Rebecca
vergessen sie einfach ihr Lamm. Es gibt gute Mütter und schlechte.«
Sie sah, wie sich sein Rücken straffte. »Wem sagst du das.« Er richtete sich auf und lächelte. »Du wirst eine gute Mutter werden.«
»Sie müssen es lernen, das ist alles«, erwiderte Rebecca verlegen. Sie stellte einen Eimer unter den Hahn und ließ ihn voll laufen. »Es kann sein, dass das Lamm durch den Regen seinen Geruch verloren hat. Deshalb habe ich es mit der Nachgeburt eingerieben. Wir stellen die Mütter mit ihren Lämmern auch immer erst in eine getrennte kleine Box, da können sie sich erst gar nicht verlieren.«
Dennis nahm ihr mit einer übertrieben galanten Geste den Eimer aus der Hand und sie schippte ein Schälchen Schaftrockenfutter aus einem Sack, bevor sie zu der Box zurückkehrten. Rebecca dachte an Atie, die jetzt schon längst weg war, genau wie der Zug.
Bizet schnüffelte an dem Lamm und fing zögernd an, es abzulecken. Das Lamm zitterte und versuchte, das Köpfchen zu heben. Rebecca bat Dennis, etwas Heu zu holen. Er schüttelte es in die Raufe, stellte sich neben sie und sah mit ihr den Schafen zu, die Arme auf die Mauer gelegt.
»Lämmer sind relativ robust, aber sie müssen innerhalb von vierundzwanzig Stunden die Biestmilch trinken«, erklärte Rebecca. »Weißt du, was das ist?«
»Vielleicht musst du ihm ja beim Trinken helfen. Das habe ich schon bei Kälbern gesehen.«
»Nur wenn es gar nicht anders geht.
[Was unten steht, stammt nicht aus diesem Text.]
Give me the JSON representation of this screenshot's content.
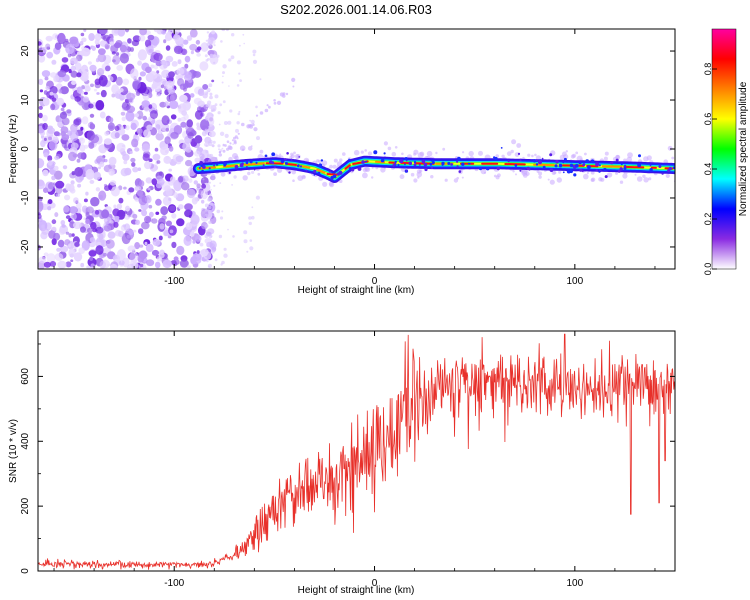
{
  "title": "S202.2026.001.14.06.R03",
  "chart_data": [
    {
      "type": "heatmap",
      "title": "S202.2026.001.14.06.R03",
      "xlabel": "Height of straight line (km)",
      "ylabel": "Frequency (Hz)",
      "xlim": [
        -168,
        150
      ],
      "ylim": [
        -24.5,
        24.5
      ],
      "x_ticks": [
        -100,
        0,
        100
      ],
      "x_tick_labels": [
        "-100",
        "0",
        "100"
      ],
      "y_ticks": [
        -20,
        -10,
        0,
        10,
        20
      ],
      "y_tick_labels": [
        "-20",
        "-10",
        "0",
        "10",
        "20"
      ],
      "noise_region_x": [
        -168,
        -84
      ],
      "ridge": {
        "x": [
          -88,
          -78,
          -65,
          -50,
          -40,
          -30,
          -24,
          -20,
          -16,
          -12,
          -5,
          10,
          30,
          60,
          90,
          110,
          130,
          150
        ],
        "y": [
          -4,
          -3.7,
          -3.2,
          -2.8,
          -3.2,
          -4,
          -5,
          -5.8,
          -4.5,
          -3.2,
          -2.5,
          -2.8,
          -3,
          -3,
          -3.3,
          -3.5,
          -3.7,
          -4
        ]
      },
      "colorbar": {
        "label": "Normalized spectral amplitude",
        "range": [
          0,
          0.96
        ],
        "ticks": [
          0.0,
          0.2,
          0.4,
          0.6,
          0.8
        ],
        "tick_labels": [
          "0.0",
          "0.2",
          "0.4",
          "0.6",
          "0.8"
        ],
        "colors": [
          "#ffffff",
          "#8a2be2",
          "#0000ff",
          "#00ffff",
          "#00ff00",
          "#ffff00",
          "#ff8000",
          "#ff0000",
          "#ff00a0"
        ]
      }
    },
    {
      "type": "line",
      "xlabel": "Height of straight line (km)",
      "ylabel": "SNR (10 * v/v)",
      "xlim": [
        -168,
        150
      ],
      "ylim": [
        0,
        740
      ],
      "x_ticks": [
        -100,
        0,
        100
      ],
      "x_tick_labels": [
        "-100",
        "0",
        "100"
      ],
      "y_ticks": [
        0,
        200,
        400,
        600
      ],
      "y_tick_labels": [
        "0",
        "200",
        "400",
        "600"
      ],
      "color": "#e8302a",
      "trend": {
        "x": [
          -168,
          -90,
          -80,
          -70,
          -60,
          -50,
          -40,
          -30,
          -20,
          -10,
          0,
          10,
          20,
          30,
          40,
          60,
          80,
          100,
          120,
          150
        ],
        "y": [
          20,
          20,
          25,
          50,
          110,
          180,
          230,
          270,
          290,
          320,
          370,
          440,
          500,
          550,
          575,
          585,
          580,
          560,
          560,
          565
        ]
      },
      "outliers": [
        {
          "x": 95,
          "y": 730
        },
        {
          "x": 128,
          "y": 175
        },
        {
          "x": 142,
          "y": 210
        },
        {
          "x": 145,
          "y": 340
        }
      ]
    }
  ]
}
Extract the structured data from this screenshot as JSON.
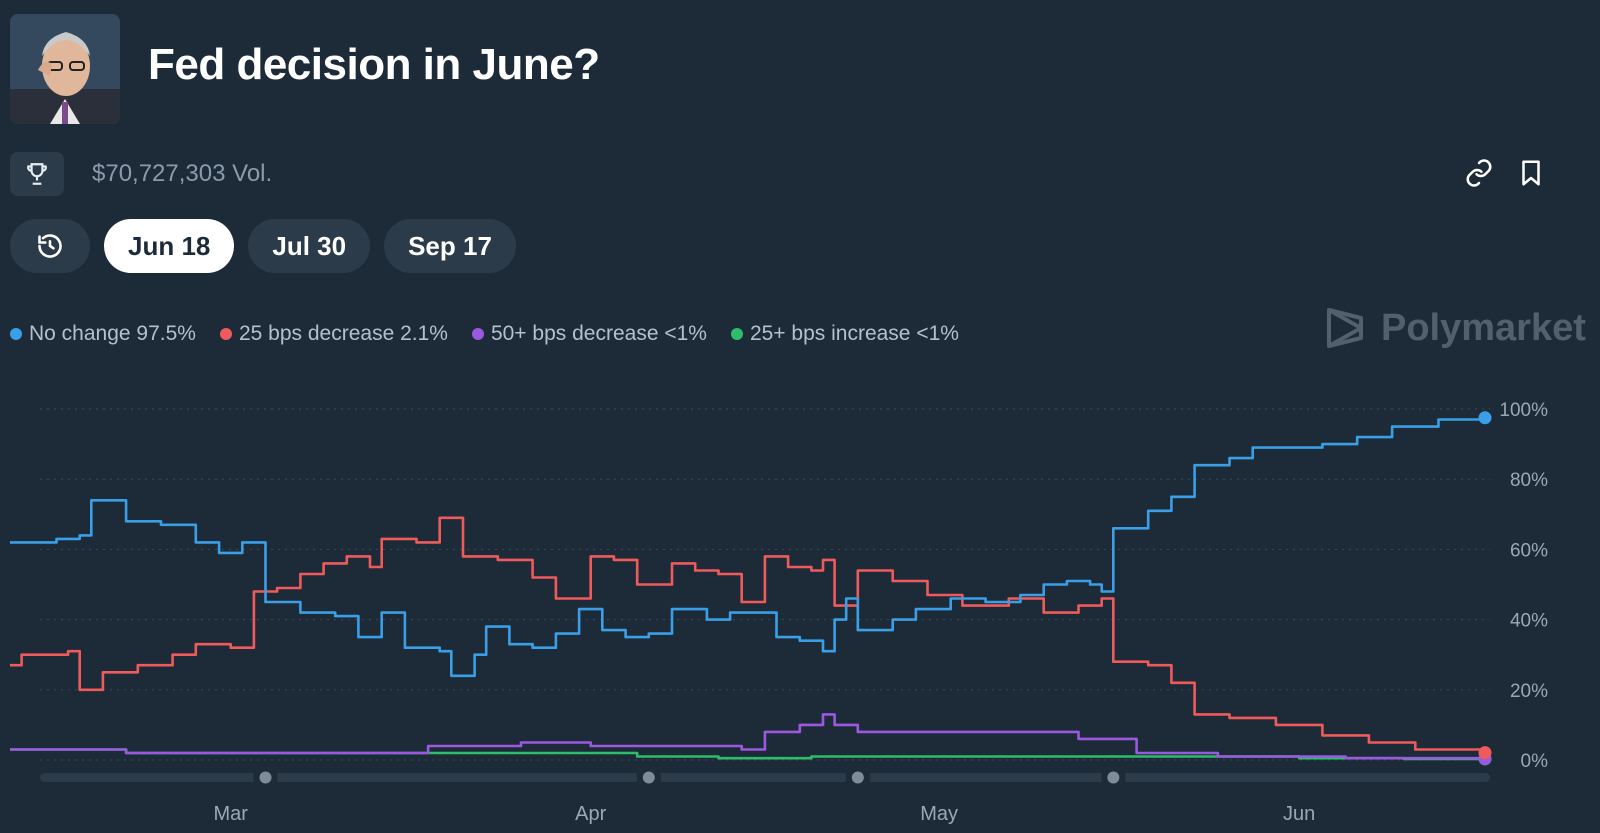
{
  "header": {
    "title": "Fed decision in June?"
  },
  "toolbar": {
    "volume": "$70,727,303 Vol.",
    "trophy_icon": "trophy-icon",
    "link_icon": "link-icon",
    "bookmark_icon": "bookmark-icon"
  },
  "tabs": [
    {
      "label": "",
      "icon": "history-icon"
    },
    {
      "label": "Jun 18",
      "active": true
    },
    {
      "label": "Jul 30"
    },
    {
      "label": "Sep 17"
    }
  ],
  "brand": {
    "name": "Polymarket"
  },
  "legend": [
    {
      "label": "No change 97.5%",
      "color": "#3a9fe6"
    },
    {
      "label": "25 bps decrease 2.1%",
      "color": "#ef5a5a"
    },
    {
      "label": "50+ bps decrease <1%",
      "color": "#9b59e0"
    },
    {
      "label": "25+ bps increase <1%",
      "color": "#2ebd6a"
    }
  ],
  "chart_data": {
    "type": "line",
    "x_range": [
      "2025-02-10",
      "2025-06-17"
    ],
    "ylim": [
      0,
      100
    ],
    "y_ticks": [
      "0%",
      "20%",
      "40%",
      "60%",
      "80%",
      "100%"
    ],
    "x_ticks": [
      {
        "label": "Mar",
        "date": "2025-03-01"
      },
      {
        "label": "Apr",
        "date": "2025-04-01"
      },
      {
        "label": "May",
        "date": "2025-05-01"
      },
      {
        "label": "Jun",
        "date": "2025-06-01"
      }
    ],
    "grid": true,
    "series": [
      {
        "name": "No change",
        "color": "#3a9fe6",
        "points": [
          [
            "2025-02-10",
            62
          ],
          [
            "2025-02-14",
            63
          ],
          [
            "2025-02-16",
            64
          ],
          [
            "2025-02-17",
            74
          ],
          [
            "2025-02-20",
            68
          ],
          [
            "2025-02-23",
            67
          ],
          [
            "2025-02-26",
            62
          ],
          [
            "2025-02-28",
            59
          ],
          [
            "2025-03-02",
            62
          ],
          [
            "2025-03-04",
            45
          ],
          [
            "2025-03-07",
            42
          ],
          [
            "2025-03-10",
            41
          ],
          [
            "2025-03-12",
            35
          ],
          [
            "2025-03-14",
            42
          ],
          [
            "2025-03-16",
            32
          ],
          [
            "2025-03-19",
            31
          ],
          [
            "2025-03-20",
            24
          ],
          [
            "2025-03-22",
            30
          ],
          [
            "2025-03-23",
            38
          ],
          [
            "2025-03-25",
            33
          ],
          [
            "2025-03-27",
            32
          ],
          [
            "2025-03-29",
            36
          ],
          [
            "2025-03-31",
            43
          ],
          [
            "2025-04-02",
            37
          ],
          [
            "2025-04-04",
            35
          ],
          [
            "2025-04-06",
            36
          ],
          [
            "2025-04-08",
            43
          ],
          [
            "2025-04-11",
            40
          ],
          [
            "2025-04-13",
            42
          ],
          [
            "2025-04-15",
            42
          ],
          [
            "2025-04-17",
            35
          ],
          [
            "2025-04-19",
            34
          ],
          [
            "2025-04-21",
            31
          ],
          [
            "2025-04-22",
            40
          ],
          [
            "2025-04-23",
            46
          ],
          [
            "2025-04-24",
            37
          ],
          [
            "2025-04-27",
            40
          ],
          [
            "2025-04-29",
            43
          ],
          [
            "2025-05-02",
            46
          ],
          [
            "2025-05-05",
            45
          ],
          [
            "2025-05-08",
            47
          ],
          [
            "2025-05-10",
            50
          ],
          [
            "2025-05-12",
            51
          ],
          [
            "2025-05-14",
            50
          ],
          [
            "2025-05-15",
            48
          ],
          [
            "2025-05-16",
            66
          ],
          [
            "2025-05-19",
            71
          ],
          [
            "2025-05-21",
            75
          ],
          [
            "2025-05-23",
            84
          ],
          [
            "2025-05-26",
            86
          ],
          [
            "2025-05-28",
            89
          ],
          [
            "2025-05-31",
            89
          ],
          [
            "2025-06-03",
            90
          ],
          [
            "2025-06-06",
            92
          ],
          [
            "2025-06-09",
            95
          ],
          [
            "2025-06-13",
            97
          ],
          [
            "2025-06-17",
            97.5
          ]
        ]
      },
      {
        "name": "25 bps decrease",
        "color": "#ef5a5a",
        "points": [
          [
            "2025-02-10",
            27
          ],
          [
            "2025-02-11",
            30
          ],
          [
            "2025-02-15",
            31
          ],
          [
            "2025-02-16",
            20
          ],
          [
            "2025-02-18",
            25
          ],
          [
            "2025-02-21",
            27
          ],
          [
            "2025-02-24",
            30
          ],
          [
            "2025-02-26",
            33
          ],
          [
            "2025-02-28",
            33
          ],
          [
            "2025-03-01",
            32
          ],
          [
            "2025-03-03",
            48
          ],
          [
            "2025-03-05",
            49
          ],
          [
            "2025-03-07",
            53
          ],
          [
            "2025-03-09",
            56
          ],
          [
            "2025-03-11",
            58
          ],
          [
            "2025-03-13",
            55
          ],
          [
            "2025-03-14",
            63
          ],
          [
            "2025-03-17",
            62
          ],
          [
            "2025-03-19",
            69
          ],
          [
            "2025-03-21",
            58
          ],
          [
            "2025-03-24",
            57
          ],
          [
            "2025-03-27",
            52
          ],
          [
            "2025-03-29",
            46
          ],
          [
            "2025-04-01",
            58
          ],
          [
            "2025-04-03",
            57
          ],
          [
            "2025-04-05",
            50
          ],
          [
            "2025-04-08",
            56
          ],
          [
            "2025-04-10",
            54
          ],
          [
            "2025-04-12",
            53
          ],
          [
            "2025-04-14",
            45
          ],
          [
            "2025-04-16",
            58
          ],
          [
            "2025-04-18",
            55
          ],
          [
            "2025-04-20",
            54
          ],
          [
            "2025-04-21",
            57
          ],
          [
            "2025-04-22",
            44
          ],
          [
            "2025-04-24",
            54
          ],
          [
            "2025-04-27",
            51
          ],
          [
            "2025-04-30",
            47
          ],
          [
            "2025-05-03",
            44
          ],
          [
            "2025-05-07",
            46
          ],
          [
            "2025-05-10",
            42
          ],
          [
            "2025-05-13",
            44
          ],
          [
            "2025-05-15",
            46
          ],
          [
            "2025-05-16",
            28
          ],
          [
            "2025-05-19",
            27
          ],
          [
            "2025-05-21",
            22
          ],
          [
            "2025-05-23",
            13
          ],
          [
            "2025-05-26",
            12
          ],
          [
            "2025-05-30",
            10
          ],
          [
            "2025-06-03",
            7
          ],
          [
            "2025-06-07",
            5
          ],
          [
            "2025-06-11",
            3
          ],
          [
            "2025-06-17",
            2.1
          ]
        ]
      },
      {
        "name": "50+ bps decrease",
        "color": "#9b59e0",
        "points": [
          [
            "2025-02-10",
            3
          ],
          [
            "2025-02-15",
            3
          ],
          [
            "2025-02-20",
            2
          ],
          [
            "2025-02-28",
            2
          ],
          [
            "2025-03-10",
            2
          ],
          [
            "2025-03-18",
            4
          ],
          [
            "2025-03-26",
            5
          ],
          [
            "2025-04-01",
            4
          ],
          [
            "2025-04-10",
            4
          ],
          [
            "2025-04-14",
            3
          ],
          [
            "2025-04-16",
            8
          ],
          [
            "2025-04-19",
            10
          ],
          [
            "2025-04-21",
            13
          ],
          [
            "2025-04-22",
            10
          ],
          [
            "2025-04-24",
            8
          ],
          [
            "2025-05-01",
            8
          ],
          [
            "2025-05-07",
            8
          ],
          [
            "2025-05-13",
            6
          ],
          [
            "2025-05-18",
            2
          ],
          [
            "2025-05-25",
            1
          ],
          [
            "2025-06-05",
            0.5
          ],
          [
            "2025-06-17",
            0.4
          ]
        ]
      },
      {
        "name": "25+ bps increase",
        "color": "#2ebd6a",
        "points": [
          [
            "2025-02-10",
            3
          ],
          [
            "2025-02-20",
            2
          ],
          [
            "2025-03-01",
            2
          ],
          [
            "2025-03-10",
            2
          ],
          [
            "2025-03-20",
            2
          ],
          [
            "2025-03-28",
            2
          ],
          [
            "2025-04-05",
            1
          ],
          [
            "2025-04-12",
            0.5
          ],
          [
            "2025-04-20",
            1
          ],
          [
            "2025-04-30",
            1
          ],
          [
            "2025-05-10",
            1
          ],
          [
            "2025-05-20",
            1
          ],
          [
            "2025-06-01",
            0.5
          ],
          [
            "2025-06-10",
            0.3
          ],
          [
            "2025-06-17",
            0.3
          ]
        ]
      }
    ],
    "timeline_markers": [
      "2025-03-04",
      "2025-04-06",
      "2025-04-24",
      "2025-05-16"
    ]
  }
}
Je weniger das Lamm von Menschenhänden berührt wird, desto besser, bei Schafen ist das so. Ich sage Suzan Bescheid, die schaut gleich noch mal nach dem Kleinen.«
»Musst du denn nicht zur Schule?«
»Ich habe meinen Zug schon verpasst.« Es ärgerte sie, dass sie noch Schülerin war und er sie daran erinnerte. »Warum hast du eigentlich hier im Stall gesessen?«
»Weil mein Dach undicht ist.«
Vielleicht war er über die Einfahrt gegangen, um nicht durch das nasse Gras zu müssen, und hatte deshalb das Lamm nicht gesehen. Er konnte nichts dafür. »Tropft es auf dein Bett?«, fragte sie und errötete.
»Nein, auf den Gaskocher. In den Topf. Ping, ping. Ich bin davon wach geworden.«
Wieder sprach er mit diesem spöttischen Tonfall und sie fragte brüsk: »Hattest du heute Nacht eigentlich Besuch?«
»Besuch, wieso?«
»Ich habe Lukas bellen hören.«
»Nicht meinetwegen.«
Rebecca fragte sich, warum er log. Es enttäuschte sie auf merkwürdige Weise und sie starrte verwirrt Bizet an. »Ich bin rausgegangen und habe nachgesehen«, sagte sie. »Der Hund bellt nämlich sonst nie. Ich habe ein Auto gesehen und dich mit noch jemandem.«
Es entstand eine unangenehme Stille und dann fing er an zu lachen. »Ach so.« Das hatte er ja völlig vergessen! »Das war nur Klaas. Er wollte wissen, wie es mir geht.«
Sie war erleichtert. Er hatte sie offenbar nicht richtig verstanden. »Ein Freund von dir?«
»Ein Bekannter. Ich habe ihn in Leerdam kennen gelernt. Von ihm kam der Tipp mit der Glasfabrik, woraus ja letztendlich nichts wurde.«
Sie hatte wohl so einiges falsch verstanden. »Woher wusste er, dass du umgezogen bist?«
»Von Veldhuis, glaube ich.«
»Arbeitet er in der Glasfabrik?«
Wieder grinste Dennis. »Dachtest du vielleicht, wir würden Drogen schmuggeln?«
Sie fand es nicht nett, dass er ihren Fragen auswich und sie neckte. »Es war ja schon ziemlich spät«, bemerkte sie.
Er legte ihr die Hand auf die Schulter und drückte sie. »Ja, Mama«, sagte er. »Komm mal her.« Er zog sie an sich. »Vielleicht brauchte ich einen Schutzengel und musste dich deshalb retten.«
Rebecca entspannte sich und lehnte sich ein paar kostbare Sekunden lang an seinen warmen Körper. Dann hörte sie die Stalltür und löste sich rasch von ihm. Suzan kam erstaunt auf sie zu. »Becky? Musst du denn nicht in die Schule?«
»Auf der Weide hat ein Lamm im Regen gelegen«, stotterte Rebecca. »Es ist von Bizet. Dennis hat mir geholfen.«
Rebecca lehnte sich über die Stallmauer, griff in die Raufe und schüttelte das Heu aus, das nicht ausgeschüttelt zu werden brauchte.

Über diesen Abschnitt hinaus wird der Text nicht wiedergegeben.